A notable finding in our study was that the TNIP1 gene was nominally associated with SLE in patients with renal or immunological disorder, both in the case-only and case–control subgroup analyses. The association of TNIP1 in the SLE patients with renal and immunological disorder has also been reported in two independent studies on Chinese and Japanese populations.23, 24 Epidemiological studies have observed higher rates of renal involvement in SLE patients of Asian origin,27 which may corroborate our finding that the contribution of TNIP1 to the disease association was 2.1–2.6 times higher in the Asian cohort than the Caucasian cohort. In addition to SLE, association of TNIP1 with psoriasis has been reported for both Caucasian and Asian populations.28, 29 However, the SNPs reported for psoriasis are only in weak LD with the two TNIP1 SNPs studied here (r20.11 in Caucasians and r20.18 in Asians, HapMap release no. 28). TNIP1 has also been found as a risk factor for systemic sclerosis (SSc) in a GWAS based on Caucasian populations.30 Interestingly, the TNIP1 SNPs associated with SSc are in medium LD in Caucasians (0.13≤r2≤0.58) but in weak LD in Asians (r20.10) with the two SLE-associated SNPs in this study. Further studies in patients with SLE and other autoimmune diseases of different ethnical origins and with well-defined clinical characteristics will help to clarify the contribution of TNIP1 to the differences in disease manifestations across populations. The association for SLC15A4 and renal involvement was the only signal to pass multiple testing correction in both the case-only and case–control subphenotype analyses. This has to our knowledge not previously been reported in Caucasians or Asians.

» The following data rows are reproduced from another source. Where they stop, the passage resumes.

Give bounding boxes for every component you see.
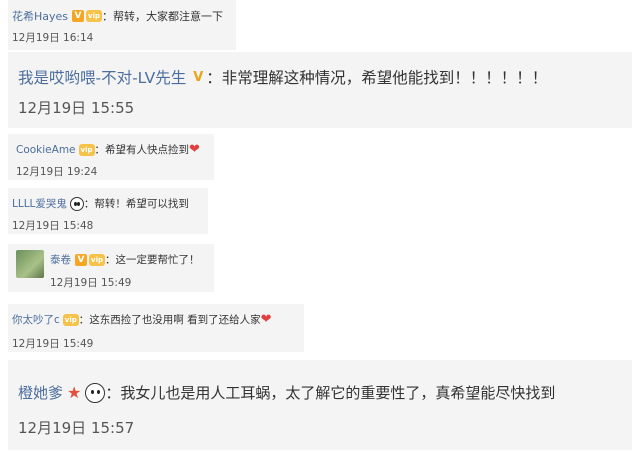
user-avatar[interactable] xyxy=(16,250,44,278)
username-link[interactable]: LLLL爱哭鬼 xyxy=(12,196,67,211)
panda-icon xyxy=(69,196,84,211)
panda-icon xyxy=(85,382,106,403)
verified-v-icon: V xyxy=(72,10,85,22)
comment-time: 12月19日 15:49 xyxy=(12,338,94,350)
comment-line: CookieAme vip ：希望有人快点捡到 ❤ xyxy=(16,142,214,157)
username-link[interactable]: 花希Hayes xyxy=(12,8,68,24)
verified-v-icon: V xyxy=(75,253,87,266)
username-link[interactable]: 你太吵了c xyxy=(12,312,60,327)
comment-time: 12月19日 15:57 xyxy=(18,419,135,437)
comment-time: 12月19日 15:48 xyxy=(12,220,94,232)
comment-line: 泰卷 V vip ：这一定要帮忙了！ xyxy=(50,252,200,267)
comment-card: 泰卷 V vip ：这一定要帮忙了！ 12月19日 15:49 xyxy=(8,244,214,292)
username-link[interactable]: CookieAme xyxy=(16,144,76,156)
comment-time: 12月19日 15:49 xyxy=(50,277,132,289)
comment-line: 橙她爹 ★ ：我女儿也是用人工耳蜗，太了解它的重要性了，真希望能尽快找到 xyxy=(18,382,632,403)
comment-text: ：帮转，大家都注意一下 xyxy=(102,10,224,23)
comment-time: 12月19日 15:55 xyxy=(18,99,135,117)
username-link[interactable]: 我是哎哟喂-不对-LV先生 xyxy=(18,66,186,88)
comment-text: ：非常理解这种情况，希望他能找到！！！！！！ xyxy=(206,69,548,87)
comment-line: LLLL爱哭鬼 ：帮转！希望可以找到 xyxy=(12,196,208,211)
vip-badge-icon: vip xyxy=(86,10,103,22)
username-link[interactable]: 泰卷 xyxy=(50,252,71,267)
comment-line: 你太吵了c vip ：这东西捡了也没用啊 看到了还给人家 ❤ xyxy=(12,312,304,327)
comment-card: 你太吵了c vip ：这东西捡了也没用啊 看到了还给人家 ❤ 12月19日 15… xyxy=(8,304,304,352)
comment-time: 12月19日 19:24 xyxy=(16,166,98,178)
comment-text: ：我女儿也是用人工耳蜗，太了解它的重要性了，真希望能尽快找到 xyxy=(105,384,556,402)
vip-badge-icon: vip xyxy=(78,143,95,156)
comment-card: CookieAme vip ：希望有人快点捡到 ❤ 12月19日 19:24 xyxy=(8,134,214,180)
star-icon: ★ xyxy=(67,383,82,402)
comment-card: 花希Hayes V vip ：帮转，大家都注意一下 12月19日 16:14 xyxy=(8,0,236,50)
comment-text: ：希望有人快点捡到 xyxy=(94,144,190,156)
comment-text: ：这一定要帮忙了！ xyxy=(105,254,200,266)
comment-line: 我是哎哟喂-不对-LV先生 V ：非常理解这种情况，希望他能找到！！！！！！ xyxy=(18,66,632,88)
comment-text: ：这东西捡了也没用啊 看到了还给人家 xyxy=(78,314,261,326)
vip-badge-icon: vip xyxy=(89,253,105,266)
comment-card: 橙她爹 ★ ：我女儿也是用人工耳蜗，太了解它的重要性了，真希望能尽快找到 12月… xyxy=(8,360,632,450)
comment-card: 我是哎哟喂-不对-LV先生 V ：非常理解这种情况，希望他能找到！！！！！！ 1… xyxy=(8,52,632,128)
heart-icon: ❤ xyxy=(189,142,200,157)
vip-badge-icon: vip xyxy=(62,313,79,326)
comment-card: LLLL爱哭鬼 ：帮转！希望可以找到 12月19日 15:48 xyxy=(8,188,208,234)
username-link[interactable]: 橙她爹 xyxy=(18,382,63,403)
comment-text: ：帮转！希望可以找到 xyxy=(83,198,189,210)
verified-v-icon: V xyxy=(193,69,204,85)
comment-time: 12月19日 16:14 xyxy=(12,32,94,44)
heart-icon: ❤ xyxy=(260,312,272,327)
comment-line: 花希Hayes V vip ：帮转，大家都注意一下 xyxy=(12,8,236,24)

In addition to genetic differences across ethnicities, variation in environment, culture, socioeconomic status and methodological factors could also underlie differences in disease prevalence and manifestations between ethnic groups.27, 31 Therefore, a multi-ethnic study design is superior to studies based on a single ethnic group, because in the former design the influence of potential non-genetic factors are neutralized, which makes the study more robust in dissecting the impact of genetic factors in complex diseases such as SLE. Here, we have studied common SLE risk variants, which are likely to be shared between different populations; it remains to be seen if rare alleles contribute to risk of SLE in multiple populations in a similar manner.